The hornbook and early literacy
As part of our studies on Jamestown, we are learning about the education children received. This can hardly be discussed without mention of the hornbook, and what self-respecting homeschooler wouldn't then go out and make one? For those who aren't familiar with this, it is essentially a wooden paddle on which a piece of paper was attached with the lesson and protected by a thin layer of horn. The lesson typically included the alphabet in upper and lower case letters, a brief phonics lesson and a scripture verse. When one lesson was completed, it would be replaced by the next. I'd love to have access to some horn and actually attempt to remove the thin, semi-transparent film to use as the laminate, but some things will have to be imagined. We used a cheap, plastic cutting board, a sheet I modified from an old pattern and some clear contact paper.

These were one of very few possessions that a child owned, as toys were not plentiful. A child's day was filled with chores and what toys they had were generally home made. The hornbook, thus, was an important possession, and a child grew very familiar with it. It was used in formal schooling, in the home for practice, in free time and even in play. "Battledore and Shuttlecock" is one old game that children would have played (a battledore is basically a hornbook, but with the lesson painted directly on the wood and no protective coating. The "shuttlecock" may have been a cork filled with writing feathers.) This lead to a more intimate familiarity with the lesson for a young child than our more modern tendencies to teach the same lesson in several ways, often focusing on multi-colored, glossy pictures which may distract as much as they engage.

My three year old has been showing some readiness to learn his letters for some time: he knows his shapes and has good phonemic awareness which he displays in some of the games we play. So we gave him a little phonics lesson on his hornbook, and have been continuing. I don't follow our practice of teaching first the alphabet and then the common letter sounds (in alphabetic order) and then reading simple words. Instead, we teach first the sounds, beginning with the vowels. Once these are mastered, we begin learning the consonants in order of frequence (m, p, d, etc.). Once the first consonant is learned, we begin "reading." Bear will practice reading the consonant vowel combinations: ma, me, mi, mo, mu, am, em, im, om, um, am, em. This means that not so much meaningless (to the child) information has to be retained before the child knows what it is all for. And review is continual as each consonant is added, and with it the ability to read not only common syllables, but words and then simple sentences.
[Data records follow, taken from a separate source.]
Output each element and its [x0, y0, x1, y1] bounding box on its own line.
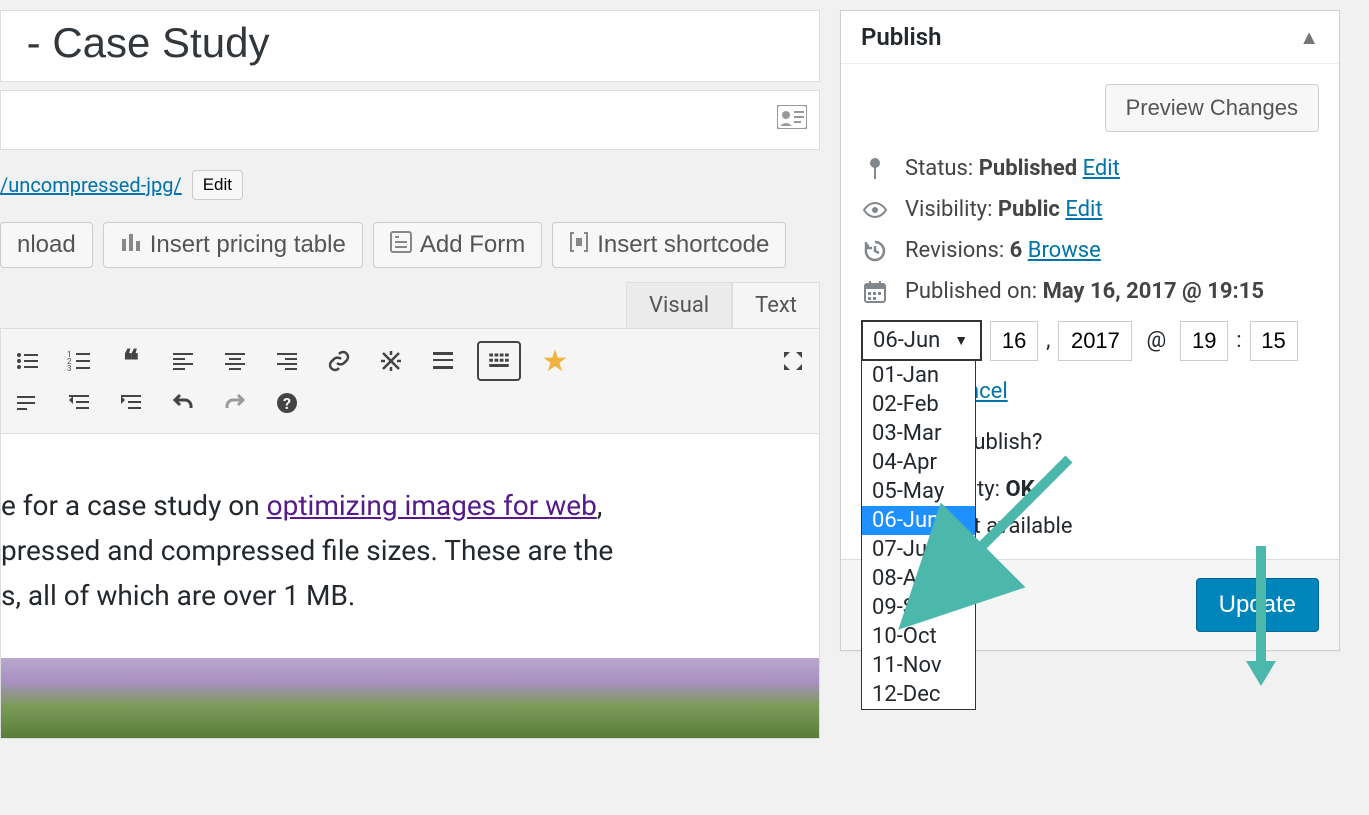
month-option[interactable]: 10-Oct	[862, 622, 975, 651]
month-option[interactable]: 03-Mar	[862, 419, 975, 448]
align-center-icon[interactable]	[217, 343, 253, 379]
paragraph-icon[interactable]	[9, 385, 45, 421]
pushpin-icon	[861, 157, 889, 181]
unlink-icon[interactable]	[373, 343, 409, 379]
editor-content[interactable]: e for a case study on optimizing images …	[0, 433, 820, 739]
browse-revisions-link[interactable]: Browse	[1028, 238, 1101, 263]
not-available-text: ot available	[961, 514, 1319, 539]
edit-permalink-button[interactable]: Edit	[192, 170, 243, 200]
outdent-icon[interactable]	[61, 385, 97, 421]
month-select[interactable]: 06-Jun▼	[861, 320, 982, 361]
month-option[interactable]: 08-Aug	[862, 564, 975, 593]
day-input[interactable]	[990, 321, 1038, 361]
download-button[interactable]: nload	[0, 222, 93, 268]
month-option[interactable]: 11-Nov	[862, 651, 975, 680]
insert-shortcode-button[interactable]: Insert shortcode	[552, 222, 786, 268]
tab-visual[interactable]: Visual	[626, 282, 732, 328]
secondary-title-box[interactable]	[0, 90, 820, 150]
read-more-icon[interactable]	[425, 343, 461, 379]
month-option[interactable]: 07-Jul	[862, 535, 975, 564]
eye-icon	[861, 201, 889, 219]
content-image	[1, 658, 819, 738]
editor-toolbar: 123 ❝ ★ ?	[0, 328, 820, 433]
month-option[interactable]: 01-Jan	[862, 361, 975, 390]
minute-input[interactable]	[1250, 321, 1298, 361]
svg-text:?: ?	[283, 394, 291, 413]
insert-pricing-table-button[interactable]: Insert pricing table	[103, 222, 363, 268]
contact-card-icon	[777, 105, 807, 135]
year-input[interactable]	[1058, 321, 1132, 361]
content-text: e for a case study on	[1, 489, 267, 522]
link-icon[interactable]	[321, 343, 357, 379]
ordered-list-icon[interactable]: 123	[61, 343, 97, 379]
tab-text[interactable]: Text	[732, 282, 820, 328]
align-left-icon[interactable]	[165, 343, 201, 379]
fullscreen-icon[interactable]	[775, 343, 811, 379]
readability-value: OK	[1005, 477, 1034, 502]
published-date: May 16, 2017 @ 19:15	[1043, 279, 1264, 304]
star-icon[interactable]: ★	[537, 343, 573, 379]
collapse-box-icon[interactable]: ▲	[1299, 25, 1319, 50]
shortcode-icon	[569, 231, 589, 259]
month-option[interactable]: 02-Feb	[862, 390, 975, 419]
blockquote-icon[interactable]: ❝	[113, 343, 149, 379]
toolbar-toggle-icon[interactable]	[477, 341, 521, 381]
revisions-count: 6	[1010, 238, 1023, 263]
edit-visibility-link[interactable]: Edit	[1065, 197, 1102, 222]
redo-icon[interactable]	[217, 385, 253, 421]
preview-changes-button[interactable]: Preview Changes	[1105, 84, 1319, 132]
unordered-list-icon[interactable]	[9, 343, 45, 379]
month-option[interactable]: 09-Sep	[862, 593, 975, 622]
publish-question: publish?	[961, 430, 1319, 455]
hour-input[interactable]	[1180, 321, 1228, 361]
svg-text:3: 3	[67, 364, 72, 373]
status-value: Published	[979, 156, 1077, 181]
update-button[interactable]: Update	[1196, 578, 1319, 632]
add-form-button[interactable]: Add Form	[373, 222, 542, 268]
post-title-input[interactable]	[0, 10, 820, 82]
optimizing-images-link[interactable]: optimizing images for web	[267, 489, 597, 522]
history-icon	[861, 239, 889, 263]
month-dropdown: 01-Jan02-Feb03-Mar04-Apr05-May06-Jun07-J…	[861, 361, 976, 710]
permalink-link[interactable]: /uncompressed-jpg/	[0, 173, 182, 197]
align-right-icon[interactable]	[269, 343, 305, 379]
indent-icon[interactable]	[113, 385, 149, 421]
content-text: pressed and compressed file sizes. These…	[1, 529, 819, 574]
publish-box: Publish ▲ Preview Changes Status: Publis…	[840, 10, 1340, 651]
month-option[interactable]: 12-Dec	[862, 680, 975, 709]
help-icon[interactable]: ?	[269, 385, 305, 421]
chevron-down-icon: ▼	[954, 332, 968, 349]
calendar-icon	[861, 280, 889, 304]
bar-chart-icon	[120, 231, 142, 259]
edit-status-link[interactable]: Edit	[1083, 156, 1120, 181]
publish-box-title: Publish	[861, 23, 942, 51]
month-option[interactable]: 04-Apr	[862, 448, 975, 477]
undo-icon[interactable]	[165, 385, 201, 421]
visibility-value: Public	[998, 197, 1060, 222]
month-option[interactable]: 05-May	[862, 477, 975, 506]
month-option[interactable]: 06-Jun	[862, 506, 975, 535]
form-icon	[390, 231, 412, 259]
content-text: s, all of which are over 1 MB.	[1, 574, 819, 619]
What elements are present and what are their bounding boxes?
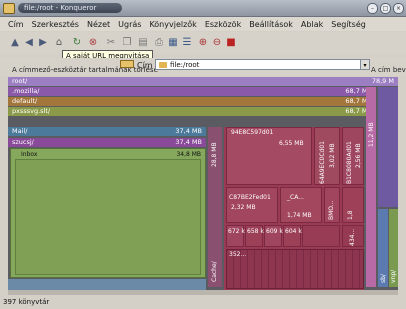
treemap-cache[interactable]: Cache/ 28,8 MB <box>208 127 222 287</box>
cache-file-tile[interactable]: 604 k <box>283 225 302 247</box>
treemap-row-mozilla[interactable]: .mozilla/ 68,7 MB <box>8 87 376 96</box>
treemap-row-profile[interactable]: pxsssvg.slt/ 68,7 MB <box>8 107 376 116</box>
main-toolbar: ▲ ◀ ▶ ⌂ ↻ ⊗ ✂ ❐ ▤ ⎙ ▦ ☰ ⊕ ⊖ ■ <box>0 32 406 54</box>
cache-file-tile[interactable]: 658 k <box>245 225 264 247</box>
stop-icon[interactable]: ⊗ <box>86 35 100 49</box>
forward-arrow-icon[interactable]: ▶ <box>36 35 50 49</box>
location-dropdown[interactable]: ▾ <box>360 59 370 70</box>
treemap-right-column[interactable]: 11,2 MB <box>366 87 376 287</box>
cache-file-tile[interactable]: 64A9EC0Cd01 3,02 MB <box>314 127 340 185</box>
location-go-label: A cím bevit <box>371 66 406 74</box>
treemap-row-mail[interactable]: Mail/ 37,4 MB <box>8 127 206 136</box>
location-label: Cím <box>137 61 153 70</box>
menu-eszkozok[interactable]: Eszközök <box>205 20 241 29</box>
title-pill: file:/root - Konqueror <box>18 3 122 13</box>
menu-beallitasok[interactable]: Beállítások <box>249 20 293 29</box>
print-icon[interactable]: ⎙ <box>152 35 166 49</box>
treemap-row-default[interactable]: default/ 68,7 MB <box>8 97 376 106</box>
window-title: file:/root - Konqueror <box>24 4 97 12</box>
window-controls: – □ × <box>367 3 404 14</box>
menu-szerkesztes[interactable]: Szerkesztés <box>32 20 79 29</box>
copy-icon[interactable]: ❐ <box>120 35 134 49</box>
view-list-icon[interactable]: ☰ <box>180 35 194 49</box>
paste-icon[interactable]: ▤ <box>136 35 150 49</box>
zoom-in-icon[interactable]: ⊕ <box>196 35 210 49</box>
location-bar: A címmező-eszköztár tartalmának törlése … <box>0 58 406 76</box>
treemap-bottom-strip[interactable] <box>8 279 206 290</box>
menu-ugras[interactable]: Ugrás <box>118 20 141 29</box>
treemap-row-szucsj[interactable]: szucsj/ 37,4 MB <box>8 138 206 147</box>
cache-file-tile[interactable]: 672 k <box>226 225 245 247</box>
cache-file-tile[interactable]: _CA... 1,74 MB <box>280 187 322 223</box>
status-bar: 397 könyvtár <box>0 295 406 309</box>
menu-nezet[interactable]: Nézet <box>87 20 110 29</box>
cache-file-tile[interactable]: 434... <box>342 225 364 247</box>
treemap-row-root[interactable]: root/ 78,9 M <box>8 77 398 86</box>
cache-file-tile[interactable]: C87BE2Fed01 2,32 MB <box>226 187 278 223</box>
app-icon <box>3 3 15 14</box>
treemap-inbox[interactable]: Inbox 34,8 MB <box>10 148 206 278</box>
menu-cim[interactable]: Cím <box>8 20 24 29</box>
cut-icon[interactable]: ✂ <box>104 35 118 49</box>
konqueror-window: file:/root - Konqueror – □ × Cím Szerkes… <box>0 0 406 309</box>
treemap-view[interactable]: root/ 78,9 M .mozilla/ 68,7 MB default/ … <box>8 77 398 290</box>
cache-file-tile[interactable]: 94E8C597d01 6,55 MB <box>226 127 312 185</box>
clear-location-icon[interactable] <box>120 60 134 68</box>
menu-segitseg[interactable]: Segítség <box>331 20 366 29</box>
up-arrow-icon[interactable]: ▲ <box>8 35 22 49</box>
maximize-icon[interactable]: □ <box>380 3 391 14</box>
cache-file-tile[interactable] <box>302 225 340 247</box>
menu-bar: Cím Szerkesztés Nézet Ugrás Könyvjelzők … <box>0 17 406 31</box>
reload-icon[interactable]: ↻ <box>70 35 84 49</box>
close-icon[interactable]: × <box>393 3 404 14</box>
cache-files-area: 94E8C597d01 6,55 MB 64A9EC0Cd01 3,02 MB … <box>224 127 364 290</box>
treemap-right-small[interactable]: sb/ <box>378 209 388 287</box>
cache-file-tile[interactable]: 609 k <box>264 225 283 247</box>
cache-file-tile[interactable]: BMO... <box>324 187 340 223</box>
treemap-right-small[interactable]: vnp/ <box>389 209 398 287</box>
location-value: file:/root <box>170 61 200 69</box>
minimize-icon[interactable]: – <box>367 3 378 14</box>
cache-small-files[interactable]: 352... <box>226 249 364 289</box>
clear-location-label: A címmező-eszköztár tartalmának törlése <box>12 66 158 74</box>
zoom-out-icon[interactable]: ⊖ <box>210 35 224 49</box>
menu-ablak[interactable]: Ablak <box>301 20 323 29</box>
title-bar: file:/root - Konqueror – □ × <box>0 0 406 17</box>
cache-file-tile[interactable]: 1,8 <box>342 187 364 223</box>
inbox-inner <box>15 159 201 275</box>
folder-icon <box>159 62 167 68</box>
menu-konyvjelzok[interactable]: Könyvjelzők <box>149 20 196 29</box>
security-icon[interactable]: ■ <box>224 35 238 49</box>
location-input[interactable]: file:/root <box>155 59 369 70</box>
cache-file-tile[interactable]: B1C8080Ad01 2,56 MB <box>342 127 364 185</box>
treemap-right-block[interactable] <box>378 87 398 207</box>
view-icons-icon[interactable]: ▦ <box>166 35 180 49</box>
back-arrow-icon[interactable]: ◀ <box>22 35 36 49</box>
home-icon[interactable]: ⌂ <box>52 35 66 49</box>
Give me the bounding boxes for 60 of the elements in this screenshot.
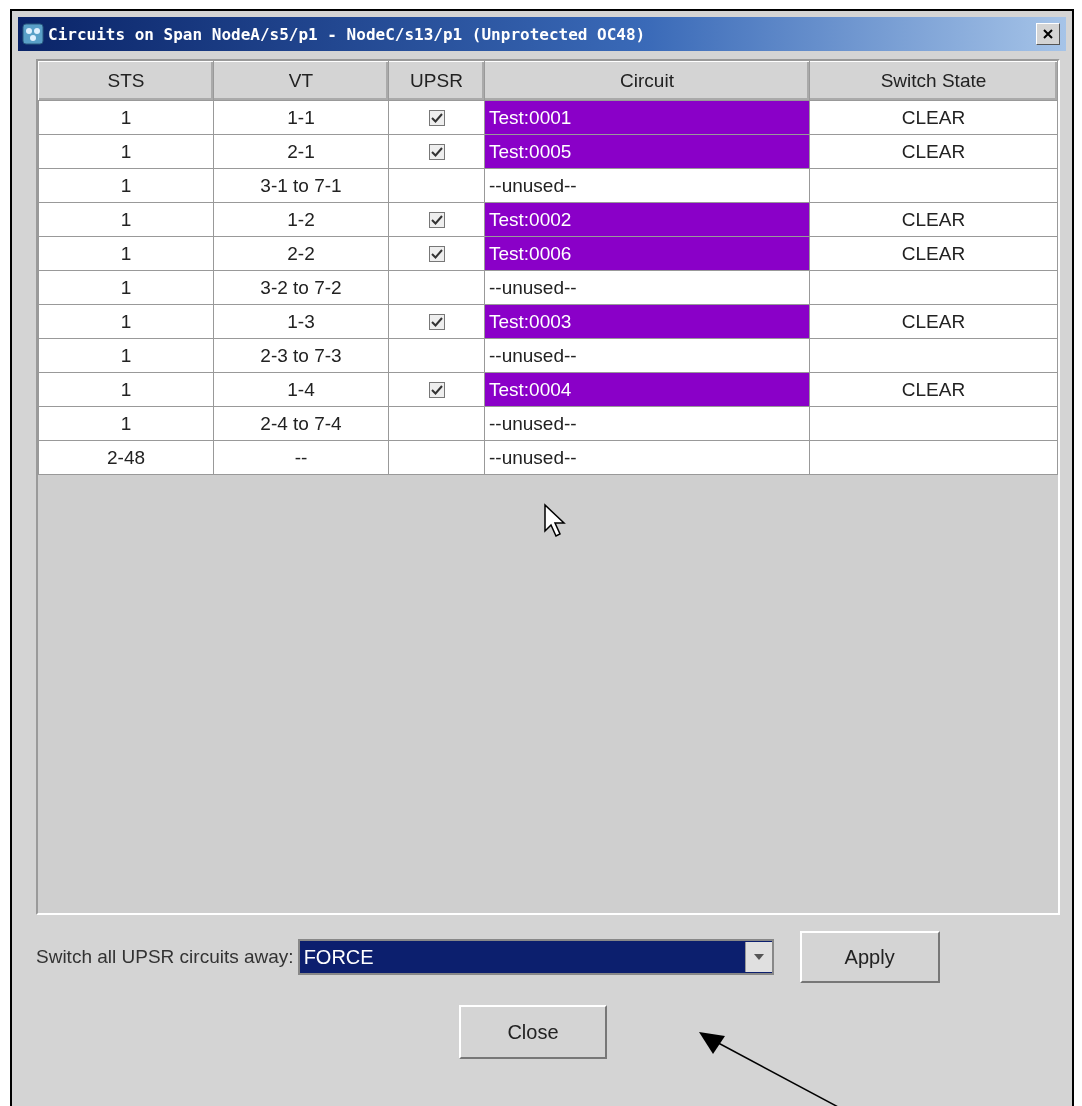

This is essentially how I taught my daughter to read, but we used flash cards derived from The Writing Road to Reading. I prefer the hornbook. My son plays with it constantly, and he loves searching for the "a" and "e" in the alphabet, the phonics lesson and the verses printed underneath. It is his, and not so formal as flash cards. He is gaining other skills as he matches letters on the hornbook and he can do this independently. He can also try to trace the letters with a washable marker and use it like a workbook. And it is a nice, durable accommodation for the unique difference between how boys and girls approach a book (at least for my boy!).